The findings, from a number of institutions including Imperial College London and University College London, found that after five years the cancer survival rate from HIFU was 100 per cent. Approximately, 1 in 10 men needed further treatment. The cancer survival rate from surgery and radiotherapy is also 100 per cent at five years. The research also showed the risk of side effects of HIFU, such as urinary incontinence and erectile dysfunction, were lower than other treatment options, at 2 per cent and 15 per cent respectively.
The study was funded by the Medical Research Council and SonaCare Inc., who manufacture the ultrasound equipment used in the procedure.
Professor Hashim Ahmed, lead author from the department of Surgery and Cancer at Imperial, said: “Although prostate cancer survival rates are now very good, the side effects of surgery or radiotherapy can be life-changing. Some patients are left requiring multiple incontinence pads every day, or with severe erectile dysfunction.” He added: “We need to now focus on improving the quality of life for these men following treatment. This latest trial of focal HIFU — which is the largest and longest study of the treatment to date — suggests we may be able to tackle the cancer with fewer side effects.”
Prostate cancer is the most common cancer among men, except for skin cancer. This year, an estimated 174,650 men in the United States will be diagnosed with prostate cancer. Approximately 60% of cases are diagnosed in men over 65. Treatments include surgery to remove the gland, or radiotherapy, which uses radiation to the entire prostate. However, these treatments can cause collateral damage to surrounding sensitive tissues like nerves, muscles, urine passage, bladder and rectum. The prostate is roughly the size of a walnut and sits between the bladder and the penis.
Surgery and radiotherapy to the entire prostate are effective treatments but can lead to long term risk of urinary problems, like incontinence, of between 5-30 per cent. They also carry a risk of erectile dysfunction of between 30-60 per cent. Radiotherapy can also cause rectal problems like bleeding, diarrhea and discomfort in 5 per cent of patients.
HIFU is a newer treatment, performed under general anesthetic, which delivers beams of high energy ultrasound directly into the prostate gland, via a probe inserted up the back passage. This allows a surgeon to precisely target tumor cells within the gland to millimeter accuracy, with less risk of damage to surrounding tissues. There are no needles or cuts to skin.

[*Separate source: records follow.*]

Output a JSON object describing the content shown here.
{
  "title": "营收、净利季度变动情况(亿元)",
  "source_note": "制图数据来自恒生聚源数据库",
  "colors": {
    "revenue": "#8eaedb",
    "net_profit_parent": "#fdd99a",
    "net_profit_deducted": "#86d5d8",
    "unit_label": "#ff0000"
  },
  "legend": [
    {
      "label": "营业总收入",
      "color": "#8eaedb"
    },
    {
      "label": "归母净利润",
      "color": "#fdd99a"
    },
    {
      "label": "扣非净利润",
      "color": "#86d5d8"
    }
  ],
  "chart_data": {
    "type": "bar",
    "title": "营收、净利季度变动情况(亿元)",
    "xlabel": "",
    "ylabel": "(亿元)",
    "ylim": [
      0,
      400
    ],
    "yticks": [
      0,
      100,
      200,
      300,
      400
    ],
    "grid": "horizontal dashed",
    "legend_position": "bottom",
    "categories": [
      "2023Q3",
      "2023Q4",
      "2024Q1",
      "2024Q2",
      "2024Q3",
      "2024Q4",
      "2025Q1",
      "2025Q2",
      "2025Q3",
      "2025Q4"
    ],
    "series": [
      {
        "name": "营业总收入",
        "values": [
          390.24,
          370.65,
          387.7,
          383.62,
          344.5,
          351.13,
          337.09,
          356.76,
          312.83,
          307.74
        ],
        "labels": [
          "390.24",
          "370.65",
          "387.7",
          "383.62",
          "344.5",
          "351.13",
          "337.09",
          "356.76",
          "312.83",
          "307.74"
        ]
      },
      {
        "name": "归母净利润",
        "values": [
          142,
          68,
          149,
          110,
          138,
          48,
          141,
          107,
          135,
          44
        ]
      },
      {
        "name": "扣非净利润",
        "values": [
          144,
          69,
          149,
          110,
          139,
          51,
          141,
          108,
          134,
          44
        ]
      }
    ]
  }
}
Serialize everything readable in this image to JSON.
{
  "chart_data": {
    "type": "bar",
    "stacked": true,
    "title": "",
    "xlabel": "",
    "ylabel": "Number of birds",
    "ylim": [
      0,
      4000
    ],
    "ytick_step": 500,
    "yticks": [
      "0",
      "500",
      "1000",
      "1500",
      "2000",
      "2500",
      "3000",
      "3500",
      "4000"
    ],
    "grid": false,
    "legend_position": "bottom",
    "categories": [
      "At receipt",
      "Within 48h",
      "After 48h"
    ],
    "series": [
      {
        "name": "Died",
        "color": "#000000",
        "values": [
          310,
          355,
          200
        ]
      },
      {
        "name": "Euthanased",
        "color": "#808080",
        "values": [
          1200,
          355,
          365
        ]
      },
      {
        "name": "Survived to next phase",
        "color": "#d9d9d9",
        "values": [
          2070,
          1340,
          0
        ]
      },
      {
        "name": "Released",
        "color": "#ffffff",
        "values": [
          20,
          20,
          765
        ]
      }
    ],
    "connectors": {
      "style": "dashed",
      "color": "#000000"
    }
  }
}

In this HIFU study, conducted on men with an average age of 65 and whose cancer hadn’t spread, the risk of urine incontinence (defined as requiring pad use) at five years after the treatment was 2 per cent, and the risk of erectile dysfunction 15 per cent. The team say the results include patients with medium to high risk cancer. The scientists also tracked the number of patients who needed further treatment following HIFU, (such as surgery or radiotherapy), to treat any cancer cells that had returned. They found 10 per cent of patients needed further treatment by five years, which is comparable to number of patients needing further treatment after surgery or radiotherapy (5-15 per cent).
The team add that prostate cancer patients should talk through all possible treatments with their healthcare team, so they can consider their options fully.
Further follow-up trials are needed to track progress of the patients after ten years, as well as trials that directly compare HIFU with surgery and radiotherapy.
Anthony Murland underwent HIFU treatment in November last year to treat his prostate cancer. “I first heard of the treatment from a friend, who had the procedure a few months before. My GP hadn’t heard of HIFU, but was very interested, so I ended up educating him about it. He then referred me for the treatment on the NHS,” explained the 67-year-old from Suffolk.
“I liked the sound of the treatment as it seemed the least invasive option, with low risk. The treatment was over in a day — I went in first thing in the morning and was out by the evening. I didn’t have any pain, but needed a catheter for five days, which was a bit uncomfortable. “I’m closely monitored by my GP, and so far the cancer has not returned.” The work was funded by the Medical Research Council and SonaCare Inc.